Signal 11 while compiling the kernel

This FAQ describes what the possible causes are for an effect that bothers lots of people lately. Namely that a linux(*)-kernel (or any other large package for that matter) compile crashes with a "signal 11". The cause can be software or (most likely) hardware. Read on to find out more.
(*) Of course nothing is Linux specific. If your hardware is flaky, Linux, Windows 3.1, FreeBSD, Windows NT and NextStep will all crash.
If you are not reading this at http://www.BitWizard.nl/sig11/, that's where you can find the most recent version.
For those of you who prefer reading this in French, the French translation can be found at http://www.linux-france.com/article/sig11fr/.
Email me at R.E.Wolff@BitWizard.nl if you find any spelling errors, worthwhile additions or with an "it also happened to me" story. (Note that I reject some suggested additions on my belief that it is technical nonsense). I would appreciate it if you put "sig11" or something like that in the subject.

The Sig11 FAQ


QUESTION

My kernel compile crashes with
      gcc: Internal compiler error: program cc1 got fatal signal 11
What is wrong with the compiler? Which version of the compiler do I need? Is there something wrong with the kernel?

ANSWER

Most likely there is nothing wrong with your installation, your compiler or kernel. It very likely has something to do with your hardware. There are a variety of subsystems that can be wrong, and there is a variety of ways to fix it. Read on, and you'll find out more. There are two exceptions to this "rule". You could be running low on virtual memory, or you could be installing Red Hat 5. There is more about this near the end.

QUESTION

Ok it may not be the software, How do I know for sure?

ANSWER

First lets make sure it is the hardware that is causing your trouble. When the "make" stops, simply type "make" again. If it compiles a few more files before stopping, it must be hardware that is causing you troubles. If it immediately stops again (i.e. scans a few directories with "nothing to be done for xxxx" before bombing at exactly the same place), try
        dd if=/dev/HARD_DISK of=/dev/null bs=1024k count=MEGS
Change HARD_DISK to "hda" to the name of your harddisk (e.g. hda or sda. Or use "df .").
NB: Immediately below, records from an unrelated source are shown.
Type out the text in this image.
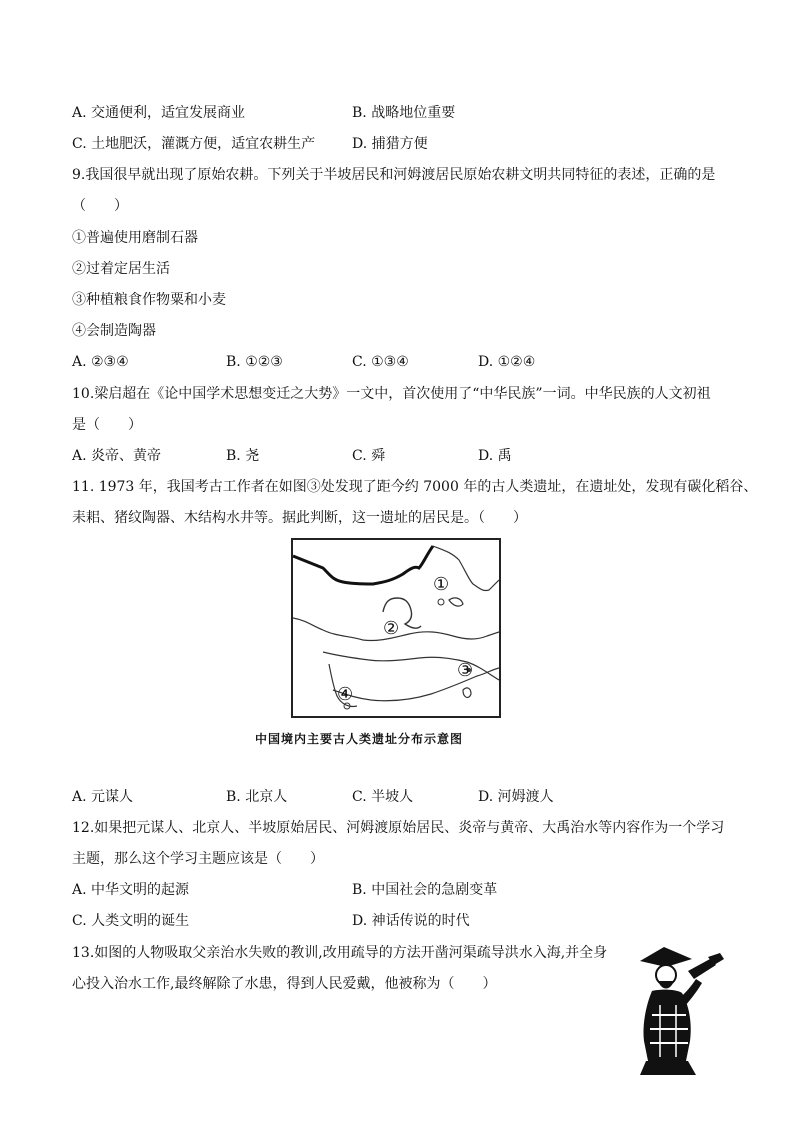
A. 交通便利，适宜发展商业	B. 战略地位重要
C. 土地肥沃，灌溉方便，适宜农耕生产	D. 捕猎方便
9.我国很早就出现了原始农耕。下列关于半坡居民和河姆渡居民原始农耕文明共同特征的表述，正确的是
（　　）
①普遍使用磨制石器
②过着定居生活
③种植粮食作物粟和小麦
④会制造陶器
A. ②③④	B. ①②③	C. ①③④	D. ①②④
10.梁启超在《论中国学术思想变迁之大势》一文中，首次使用了“中华民族”一词。中华民族的人文初祖
是（　　）
A. 炎帝、黄帝	B. 尧	C. 舜	D. 禹
11. 1973 年，我国考古工作者在如图③处发现了距今约 7000 年的古人类遗址，在遗址处，发现有碳化稻谷、
耒耜、猪纹陶器、木结构水井等。据此判断，这一遗址的居民是。（　　）
①
②
③
④
中国境内主要古人类遗址分布示意图
A. 元谋人	B. 北京人	C. 半坡人	D. 河姆渡人
12.如果把元谋人、北京人、半坡原始居民、河姆渡原始居民、炎帝与黄帝、大禹治水等内容作为一个学习
主题，那么这个学习主题应该是（　　）
A. 中华文明的起源	B. 中国社会的急剧变革
C. 人类文明的诞生	D. 神话传说的时代
13.如图的人物吸取父亲治水失败的教训,改用疏导的方法开凿河渠疏导洪水入海,并全身
心投入治水工作,最终解除了水患，得到人民爱戴，他被称为（　　）
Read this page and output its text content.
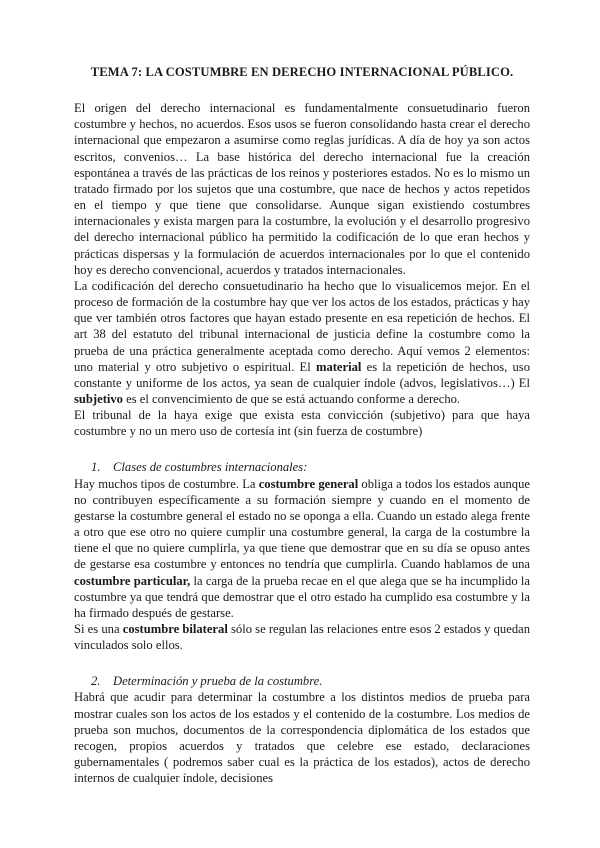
TEMA 7: LA COSTUMBRE EN DERECHO INTERNACIONAL PÚBLICO.

El origen del derecho internacional es fundamentalmente consuetudinario fueron costumbre y hechos, no acuerdos. Esos usos se fueron consolidando hasta crear el derecho internacional que empezaron a asumirse como reglas jurídicas. A día de hoy ya son actos escritos, convenios… La base histórica del derecho internacional fue la creación espontánea a través de las prácticas de los reinos y posteriores estados. No es lo mismo un tratado firmado por los sujetos que una costumbre, que nace de hechos y actos repetidos en el tiempo y que tiene que consolidarse. Aunque sigan existiendo costumbres internacionales y exista margen para la costumbre, la evolución y el desarrollo progresivo del derecho internacional público ha permitido la codificación de lo que eran hechos y prácticas dispersas y la formulación de acuerdos internacionales por lo que el contenido hoy es derecho convencional, acuerdos y tratados internacionales.

La codificación del derecho consuetudinario ha hecho que lo visualicemos mejor. En el proceso de formación de la costumbre hay que ver los actos de los estados, prácticas y hay que ver también otros factores que hayan estado presente en esa repetición de hechos. El art 38 del estatuto del tribunal internacional de justicia define la costumbre como la prueba de una práctica generalmente aceptada como derecho. Aquí vemos 2 elementos: uno material y otro subjetivo o espiritual. El material es la repetición de hechos, uso constante y uniforme de los actos, ya sean de cualquier índole (advos, legislativos…) El subjetivo es el convencimiento de que se está actuando conforme a derecho.

El tribunal de la haya exige que exista esta convicción (subjetivo) para que haya costumbre y no un mero uso de cortesía int (sin fuerza de costumbre)

1. Clases de costumbres internacionales:

Hay muchos tipos de costumbre. La costumbre general obliga a todos los estados aunque no contribuyen específicamente a su formación siempre y cuando en el momento de gestarse la costumbre general el estado no se oponga a ella. Cuando un estado alega frente a otro que ese otro no quiere cumplir una costumbre general, la carga de la costumbre la tiene el que no quiere cumplirla, ya que tiene que demostrar que en su día se opuso antes de gestarse esa costumbre y entonces no tendría que cumplirla. Cuando hablamos de una costumbre particular, la carga de la prueba recae en el que alega que se ha incumplido la costumbre ya que tendrá que demostrar que el otro estado ha cumplido esa costumbre y la ha firmado después de gestarse.

Si es una costumbre bilateral sólo se regulan las relaciones entre esos 2 estados y quedan vinculados solo ellos.

2. Determinación y prueba de la costumbre.

Habrá que acudir para determinar la costumbre a los distintos medios de prueba para mostrar cuales son los actos de los estados y el contenido de la costumbre. Los medios de prueba son muchos, documentos de la correspondencia diplomática de los estados que recogen, propios acuerdos y tratados que celebre ese estado, declaraciones gubernamentales ( podremos saber cual es la práctica de los estados), actos de derecho internos de cualquier índole, decisiones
Change the MEGS to the number of megabytes of main memory that you have. This will cause the first several megabytes of your harddisk to be read from disk, forcing the C source files and the gcc binary to be reread from disk the next time you run it. Now type make again. If it still stops in the same place I'm starting to wonder if you're reading the right FAQ, as it is starting to look like a software problem after all.... Take a peek at the "what are the other possibilities" question..... If without this "dd" command the compiler keeps on stopping at the same place, but moves to another place after you use the "dd" you definitely have a disk->ram transfer problem.

QUESTION

What does it really mean?

ANSWER

Well, the compiler accessed memory outside its memory range. If this happens on working hardware it's a programming error inside the compiler. That's why it says "internal compiler error". However when the hardware occasionally flips a bit, gcc uses so many pointers, that it is likely to end up accessing something outside of its addressing range. (random addresses are mostly outside your addressing range, as not very many people have a significant part of 4G as main memory... :-) It seems that nowadays, everybody with "signal 11" problems gets directed to this page. If you're developping your own software or have software that hasn't been debugged quite enough, "signal 11" (or segmentation fault) is still a strong hint that there is something wrong with the program. Only when you can cause a "known working" program like "gcc" to crash on a dataset (e.g. the Linux-kernel) that has also been well-tested, then it becomes a hint that there is something wrong with your hardware.

QUESTION

Ok. I may have a hardware problem what is it?

ANSWER

If it happens to be the hardware it can be:
  • The Memory hole. Many modern motherboards allow you to use old ISA video cards with one or two megabytes of linear frame buffer. To achieve this, they have to map out the memory just below 16Mb. Nobody actually ever used this feature, but if you turn the memory hole (or LFB support in some BIOSes) on, your machine will certainly be flaky..... -- Paul Connolly (pconnolly@macdux.com.au)

    QUESTION

    RAM timing problems? I fiddled with the bios settings more than a month ago. I've compiled numerous kernels in the mean time and nothing went wrong. It can't be the RAM timing. Right?

    ANSWER

    Wrong. Do you think that the RAM manufacturers have a machine that makes 60ns RAMs and another one that makes 70ns RAMs? Of course not! They make a bunch, and then test them. Some meet the specs for 60 ns, others don't. Those might be 61 ns if the manufacturer would have to put a number to it. In that case it is quite likely that it works in your computer when for example the temperature is below 40 degrees centigrade (chips become slower when the temp rises. That's why some supercomputers need so much cooling).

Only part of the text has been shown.